If I asked you, what you think, ancient Greek philosophy and modern innovation practice have in common, you would probably answer not a lot, if anything.
But you would be surprised.
The most successful methodologies applied in successful tech companies and start-ups, is the methodology that Socrates practiced in the streets of Athens 2500 years ago.
Tech giants and start-ups alike are daily utilizing a simple practice: They test their assumptions with experiments. And they do it daily.
When a tech giant or a start-up has an assumption about a customer preference, they test it. They run experiments, such as split test or landing page tests. They then monitor customer behaviour and use the learnings for how to optimize their business.
This makes sales constantly become more efficient. Amazon and Microsoft are known for making thousands of such experiments a day. If you are more curious about this, I recommend this Harvard Business Review article “The Surprising Power of Online Experiments”.

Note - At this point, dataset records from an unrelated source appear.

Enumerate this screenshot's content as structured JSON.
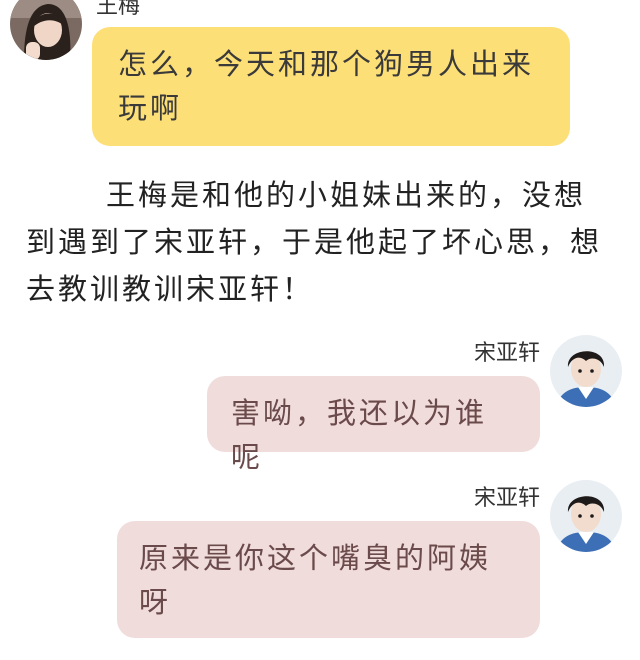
{
  "chat": {
    "messages": [
      {
        "sender": "王梅",
        "side": "left",
        "text": "怎么，今天和那个狗男人出来玩啊",
        "bubble_color": "#fddf78"
      },
      {
        "sender": "宋亚轩",
        "side": "right",
        "text": "害呦，我还以为谁呢",
        "bubble_color": "#f1dcdc"
      },
      {
        "sender": "宋亚轩",
        "side": "right",
        "text": "原来是你这个嘴臭的阿姨呀",
        "bubble_color": "#f1dcdc"
      }
    ],
    "narration": "王梅是和他的小姐妹出来的，没想到遇到了宋亚轩，于是他起了坏心思，想去教训教训宋亚轩！"
  },
  "avatars": {
    "wangmei": "avatar-girl-icon",
    "songyaxuan": "avatar-boy-icon"
  }
}
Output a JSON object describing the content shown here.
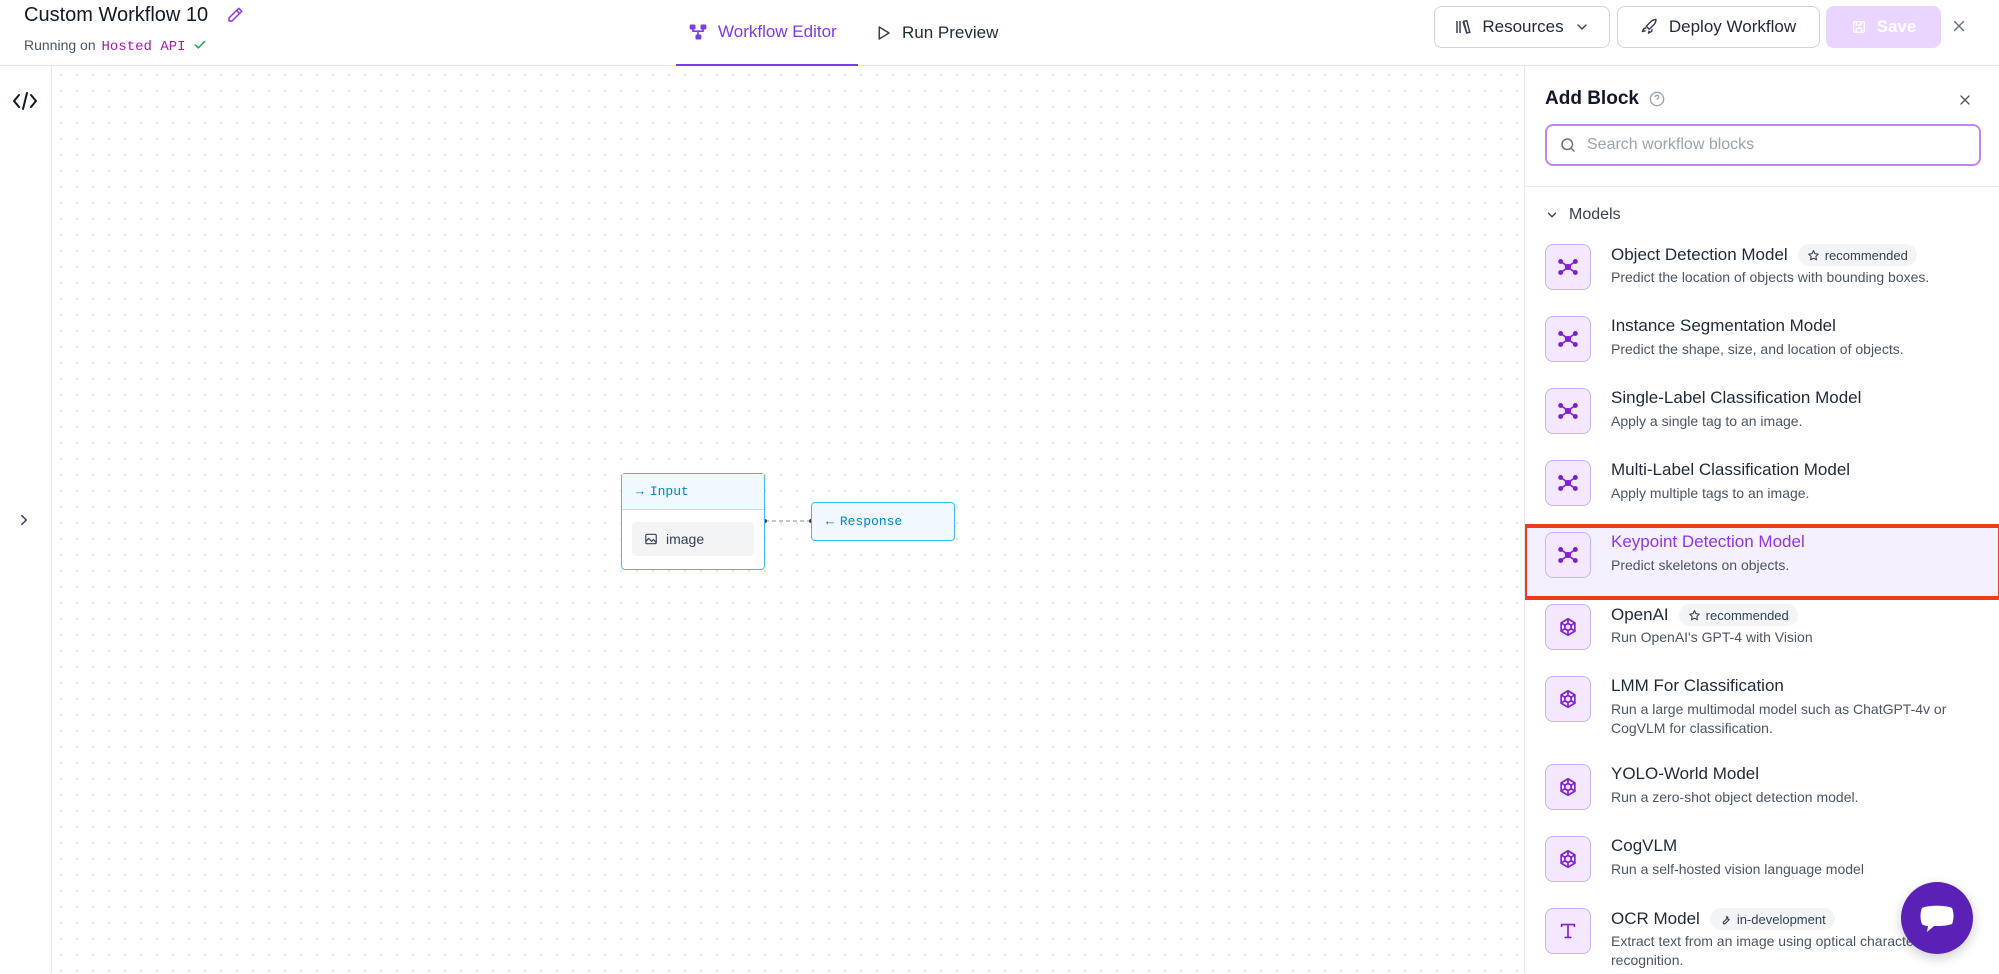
{
  "header": {
    "workflow_title": "Custom Workflow 10",
    "running_on_label": "Running on",
    "running_on_value": "Hosted API",
    "tabs": [
      {
        "label": "Workflow Editor",
        "active": true
      },
      {
        "label": "Run Preview",
        "active": false
      }
    ],
    "resources_label": "Resources",
    "deploy_label": "Deploy Workflow",
    "save_label": "Save"
  },
  "canvas": {
    "input_node": {
      "title": "Input",
      "param": "image"
    },
    "response_node": {
      "title": "Response"
    }
  },
  "panel": {
    "title": "Add Block",
    "search_placeholder": "Search workflow blocks",
    "section_label": "Models",
    "items": [
      {
        "name": "Object Detection Model",
        "badge": "recommended",
        "badge_icon": "star-icon",
        "description": "Predict the location of objects with bounding boxes.",
        "icon": "model-graph-icon"
      },
      {
        "name": "Instance Segmentation Model",
        "badge": "",
        "description": "Predict the shape, size, and location of objects.",
        "icon": "model-graph-icon"
      },
      {
        "name": "Single-Label Classification Model",
        "badge": "",
        "description": "Apply a single tag to an image.",
        "icon": "model-graph-icon"
      },
      {
        "name": "Multi-Label Classification Model",
        "badge": "",
        "description": "Apply multiple tags to an image.",
        "icon": "model-graph-icon"
      },
      {
        "name": "Keypoint Detection Model",
        "badge": "",
        "description": "Predict skeletons on objects.",
        "icon": "model-graph-icon",
        "selected": true
      },
      {
        "name": "OpenAI",
        "badge": "recommended",
        "badge_icon": "star-icon",
        "description": "Run OpenAI's GPT-4 with Vision",
        "icon": "openai-icon"
      },
      {
        "name": "LMM For Classification",
        "badge": "",
        "description": "Run a large multimodal model such as ChatGPT-4v or CogVLM for classification.",
        "icon": "openai-icon"
      },
      {
        "name": "YOLO-World Model",
        "badge": "",
        "description": "Run a zero-shot object detection model.",
        "icon": "openai-icon"
      },
      {
        "name": "CogVLM",
        "badge": "",
        "description": "Run a self-hosted vision language model",
        "icon": "openai-icon"
      },
      {
        "name": "OCR Model",
        "badge": "in-development",
        "badge_icon": "wrench-icon",
        "description": "Extract text from an image using optical character recognition.",
        "icon": "text-t-icon"
      }
    ]
  },
  "colors": {
    "accent": "#7c3aed",
    "node_border": "#38bdf8",
    "highlight_box": "#ef3a1f",
    "chat_button": "#5b21b6"
  }
}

A good introduction to this practice has been written by Eric Ries, who has formalized this practice for start-ups and innovation in Lean Start Up. Which I highly recommend. It is basically an approach to innovation, which argues that you should constantly be looking for your business ideas’ most important assumptions and test them. You should look for the premises on which your business case is grounded and ask yourself: How sure am I of each of these assumptions/premises? The ones that your business case is most dependent on and you are most uncertain of, you should test with an experiment. It takes some creativity and understanding of how to run experiments, but it can save you a lot of time, money, and frustrations.
But how does that relate to ancient Greek philosophy? More than you would think.
Socrates, the philosopher, which Plato wrote about, was known for wandering the streets of Athens and asking citizens of Athens different questions. A task he was in the end killed for. But that is another story. In one of the dialogues that Plato writes about Socrates, Socrates has been told by the Delphi Oracle, Pythia, that he is the wisest man in the world.
This leaves Socrates baffled. He does not see himself as the wisest man in the world. Not by far. There is so much he does not know for sure – so much he is curious about, but uncertain of.
Therefore, out of curiosity, Socrates seeks out a politician, known for his wisdom. In the dialogue with the politician, Socrates tries to understand why, he himself, should be wiser, than this known-to-be wise politician.
Together in the dialogue they explore and share, what they know about justice. The difference quickly becomes clear. Socrates knows that he does not know, and the politician thinks, that he knows.
How does this relate to big tech, start-ups, and Lean Startup? Socrates has a hypothesis. He is supposedly the wisest man in the world. A hypothesis he has a hard time believing. He then sets out to test this hypothesis, by setting up an experiment. He then reflects on the findings and defines his learning:
“So I went away, but with this reflection that anyhow I was wiser than this man; for, though in all probability neither of us knows anything, he thought he did when he did not, whereas I neither knew anything nor imagined I did.”
And the approach is incredibly important to this day, which is why both big tech and start-ups alike are using the approach. Being wise is often simply knowing, that you do not know.
Knowing something, or all, is clearly preferred, but to get to knowledge, we need first to realize, that we do not know. And without that intermediate step, we can’t reach knowing. And most of us never manage to take the first step of realizing, we do not know.
This is what Plato teaches us with his writing about Socrates. It is what Lean Start Up preaches. It is what modern tech companies and start-ups are practicing: Testing assumptions. Experiment. Reflect. Learn.
Dare to risk being wrong and learn from it. Explore what you do not know.
And this is where modern innovation theories, entrepreneurship, and Socrates have an important practice in common. They test their assumptions. They find creative ways of experimenting with what they wish to learn more about. They understand that they probably know a lot less, than they think they know.
And finally remember: An experiment does not have to be complicated. As Plato taught us, a simple dialogue can be a sound first step.